Lectures sur les pauvres

Les bibliographies ne manquent pas, dans mon livre
(même si j'ai essayé de les faire moins denses que dans les essais universitaires).

Cette page permet tout de même de corriger des oublis, d'insister sur la qualité de certains livres
ou de relever des propos qui me touchent particulièrement.

J'ai découvert Majid Rhanema longtemps après avoir écrit mon essai, en relisant les livres de Serge Latouche, économiste du développement cité plusieurs fois dans "Merci les pauvres !"

Majid Rahnema, iranien, était diplomate et enseignant. Il avait 82 ans lorsqu'il a fait le bilan d'une vie d'engagement auprès des pauvres. Son livre est une somme de 450 pages étonnantes et stimulantes pour ceux qui cherchent à porter un regard nouveau et positif sur la pauvreté.

Majid Rahnema critique le fait que dans nos sociétés capitalistes nous ne parvenons plus à imaginer qu'on puisse mener une existence digne d'être vécue en dehors de l'abondance matérielle.

Il dénonce le fait que le développement fondé sur le modèle de la croissance des richesses matérielles a tranformé les formes de pauvreté conviviale présentes dans de nombreuses sociétés, en vies misérables (la misère étant la non-satisfaction des besoins fondamentaux).

Son livre commence ainsi : "Ce livre est avant tout le fruit d'une conversation ininterrompue avec moi-même. Depuis que le mot pauvreté est entré dans mon vocabulaire d'enfant, je n'ai cessé de m'interroger sur son mystère." J'aurais pu commencer "Merci les pauvres !" par les même mots.

Je conseille à tous ceux qui s'interrogent sur les inégalités de lire cet auteur : car pour lui, la pauvreté est une puissance, pas une faiblesse.

Je fais plusieurs fois référence à ce grand penseur des inégalités dans "Merci les pauvres". Sa vision de la pauvreté comme absence de "capabilités" est pour moi un apport majeur à la réflexion sur les inégalités.

Si je le replace ici, c'est parce que son analyse des inégalités repose sur une analyse profondément humaniste de la pauvreté. D'origine indienne, Amartya Sen sait de quoi il parle.

Je pourrais citer si abondamment Amartya Sen que cela relèverait du plagiat. Je vous conseille de le lire, même si son livre est très épais : il est clair dans ses raisonnements et surtout il appuie souvent son propos en citant des romanciers, poètes et penseurs engagés, tels Dickens, Shakespeare ou la féministe Mary Wollstonecraft.
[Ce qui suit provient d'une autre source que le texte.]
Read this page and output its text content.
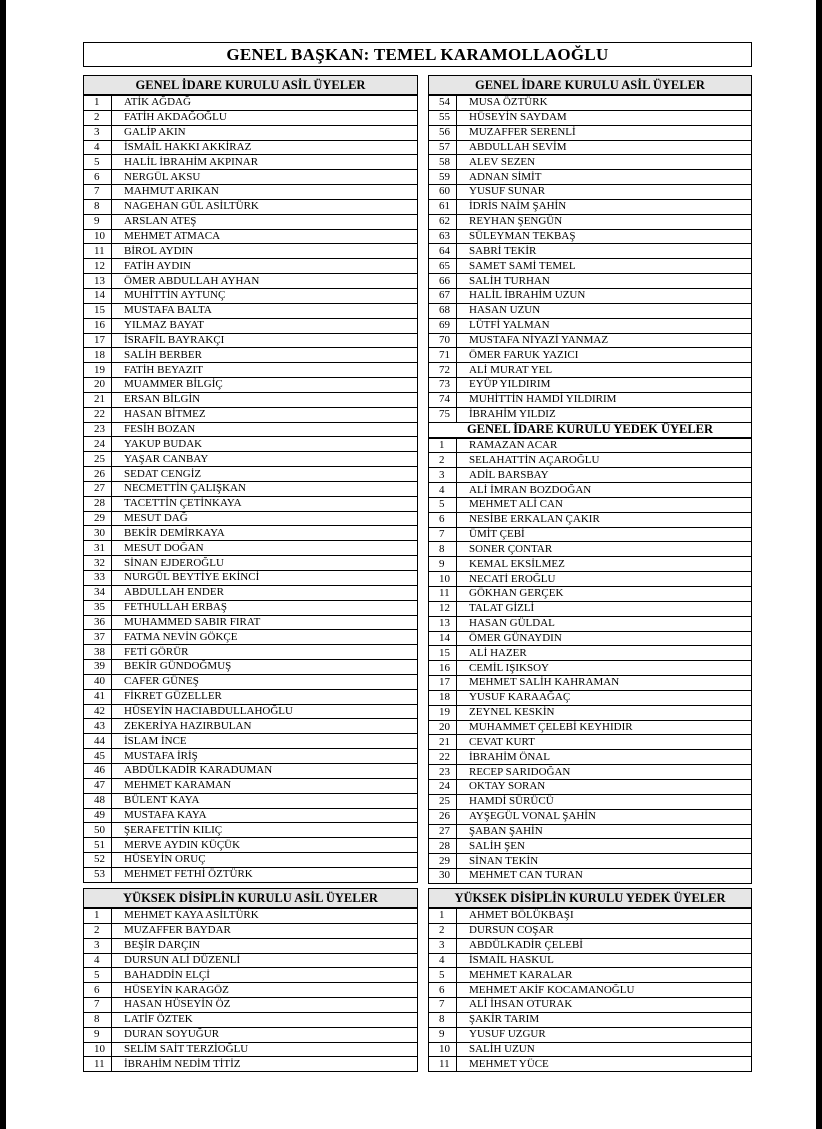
GENEL BAŞKAN: TEMEL KARAMOLLAOĞLU
GENEL İDARE KURULU ASİL ÜYELER
1	ATİK AĞDAĞ
2	FATİH AKDAĞOĞLU
3	GALİP AKIN
4	İSMAİL HAKKI AKKİRAZ
5	HALİL İBRAHİM AKPINAR
6	NERGÜL AKSU
7	MAHMUT ARIKAN
8	NAGEHAN GÜL ASİLTÜRK
9	ARSLAN ATEŞ
10	MEHMET ATMACA
11	BİROL AYDIN
12	FATİH AYDIN
13	ÖMER ABDULLAH AYHAN
14	MUHİTTİN AYTUNÇ
15	MUSTAFA BALTA
16	YILMAZ BAYAT
17	İSRAFİL BAYRAKÇI
18	SALİH BERBER
19	FATİH BEYAZIT
20	MUAMMER BİLGİÇ
21	ERSAN BİLGİN
22	HASAN BİTMEZ
23	FESİH BOZAN
24	YAKUP BUDAK
25	YAŞAR CANBAY
26	SEDAT CENGİZ
27	NECMETTİN ÇALIŞKAN
28	TACETTİN ÇETİNKAYA
29	MESUT DAĞ
30	BEKİR DEMİRKAYA
31	MESUT DOĞAN
32	SİNAN EJDEROĞLU
33	NURGÜL BEYTİYE EKİNCİ
34	ABDULLAH ENDER
35	FETHULLAH ERBAŞ
36	MUHAMMED SABIR FIRAT
37	FATMA NEVİN GÖKÇE
38	FETİ GÖRÜR
39	BEKİR GÜNDOĞMUŞ
40	CAFER GÜNEŞ
41	FİKRET GÜZELLER
42	HÜSEYİN HACIABDULLAHOĞLU
43	ZEKERİYA HAZIRBULAN
44	İSLAM İNCE
45	MUSTAFA İRİŞ
46	ABDÜLKADİR KARADUMAN
47	MEHMET KARAMAN
48	BÜLENT KAYA
49	MUSTAFA KAYA
50	ŞERAFETTİN KILIÇ
51	MERVE AYDIN KÜÇÜK
52	HÜSEYİN ORUÇ
53	MEHMET FETHİ ÖZTÜRK
GENEL İDARE KURULU ASİL ÜYELER
54	MUSA ÖZTÜRK
55	HÜSEYİN SAYDAM
56	MUZAFFER SERENLİ
57	ABDULLAH SEVİM
58	ALEV SEZEN
59	ADNAN SİMİT
60	YUSUF SUNAR
61	İDRİS NAİM ŞAHİN
62	REYHAN ŞENGÜN
63	SÜLEYMAN TEKBAŞ
64	SABRİ TEKİR
65	SAMET SAMİ TEMEL
66	SALİH TURHAN
67	HALİL İBRAHİM UZUN
68	HASAN UZUN
69	LÜTFİ YALMAN
70	MUSTAFA NİYAZİ YANMAZ
71	ÖMER FARUK YAZICI
72	ALİ MURAT YEL
73	EYÜP YILDIRIM
74	MUHİTTİN HAMDİ YILDIRIM
75	İBRAHİM YILDIZ
GENEL İDARE KURULU YEDEK ÜYELER
1	RAMAZAN ACAR
2	SELAHATTİN AÇAROĞLU
3	ADİL BARSBAY
4	ALİ İMRAN BOZDOĞAN
5	MEHMET ALİ CAN
6	NESİBE ERKALAN ÇAKIR
7	ÜMİT ÇEBİ
8	SONER ÇONTAR
9	KEMAL EKSİLMEZ
10	NECATİ EROĞLU
11	GÖKHAN GERÇEK
12	TALAT GİZLİ
13	HASAN GÜLDAL
14	ÖMER GÜNAYDIN
15	ALİ HAZER
16	CEMİL IŞIKSOY
17	MEHMET SALİH KAHRAMAN
18	YUSUF KARAAĞAÇ
19	ZEYNEL KESKİN
20	MUHAMMET ÇELEBİ KEYHIDIR
21	CEVAT KURT
22	İBRAHİM ÖNAL
23	RECEP SARIDOĞAN
24	OKTAY SORAN
25	HAMDİ SÜRÜCÜ
26	AYŞEGÜL VONAL ŞAHİN
27	ŞABAN ŞAHİN
28	SALİH ŞEN
29	SİNAN TEKİN
30	MEHMET CAN TURAN
YÜKSEK DİSİPLİN KURULU ASİL ÜYELER
1	MEHMET KAYA ASİLTÜRK
2	MUZAFFER BAYDAR
3	BEŞİR DARÇIN
4	DURSUN ALİ DÜZENLİ
5	BAHADDİN ELÇİ
6	HÜSEYİN KARAGÖZ
7	HASAN HÜSEYİN ÖZ
8	LATİF ÖZTEK
9	DURAN SOYUĞUR
10	SELİM SAİT TERZİOĞLU
11	İBRAHİM NEDİM TİTİZ
YÜKSEK DİSİPLİN KURULU YEDEK ÜYELER
1	AHMET BÖLÜKBAŞI
2	DURSUN COŞAR
3	ABDÜLKADİR ÇELEBİ
4	İSMAİL HASKUL
5	MEHMET KARALAR
6	MEHMET AKİF KOCAMANOĞLU
7	ALİ İHSAN OTURAK
8	ŞAKİR TARIM
9	YUSUF UZGUR
10	SALİH UZUN
11	MEHMET YÜCE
Economiste de formation, il a prolongé sa réflexion en dépassant les limites de l'analyse économique qui ne s'intéresse qu'aux comportements rationnels et calculateurs. Il écrit: "Il n'existe ici, à mon sens, aucun conflit irrémédiable entre la raison et le sentiment ; de très bons arguments incitent à laisser un espace aux émotions."

En fait, Amartya Sen affirme qu'une réflexion sur les inégalités doit marier la rage et le raisonnement, la révolte et la réflexion. C'était précisément mon projet dans "Merci les Pauvres !" Si j'avais un père spirituel, il s'appellerait Amartya Sen.

1800 pages, une somme, une bible, un chef d'oeuvre, là dessus il n'y a pas de discussion... Hugo a tout mis dans ce bouquin, à commencer par sa vie personnelle (sa fille décédée, Léopoldine, est souvent évoquée par allusions , ainsi que sa maîtresse Juliette Drouet).

Pour ce qui est des pauvres, il a décidé de les montrer, sous toutes les coutures, sous tous leurs visages, dans tous leurs malheurs. "Il faut bien que la société voit ces choses, puisque c'est elle qui les fait", écrit-il dès le début. Hugo est plus qu'écrivain, il est sociologue, homme politique au sens le plus noble ("penser, c'est agir", dit-il). Il est mystique aussi, fasciné avant tout par la grandeur de la Nature et de l'Humanité ("l'infini d'en bas")...

Il veut surtout faire comprendre que la pauvreté a son héroisme. "La vie, le malheur, l'isolement, l'abandon, la pauvreté sont des champs de bataille qui ont leurs héros ; héros obscurs plus grands parfois que les héros illustres". Jean Valjean est magnifique, mais Eponine aussi, la fille de Thénardier, qui aurait voulu être aimée de Marius. Et Thénardier, cet escroc qui vomit la société et auquel Hugo fait dire les pires choses contre les inégalité sociales et les injustices que subissent les pauvres.

Page 1146, Hugo écrit à propos de ceux qui se révoltent contre la misère : "Les jacques, c'était les pauvres". Ca me confirme que j'ai bien eu raison de dédier mon essai à tous les jacques de notre monde.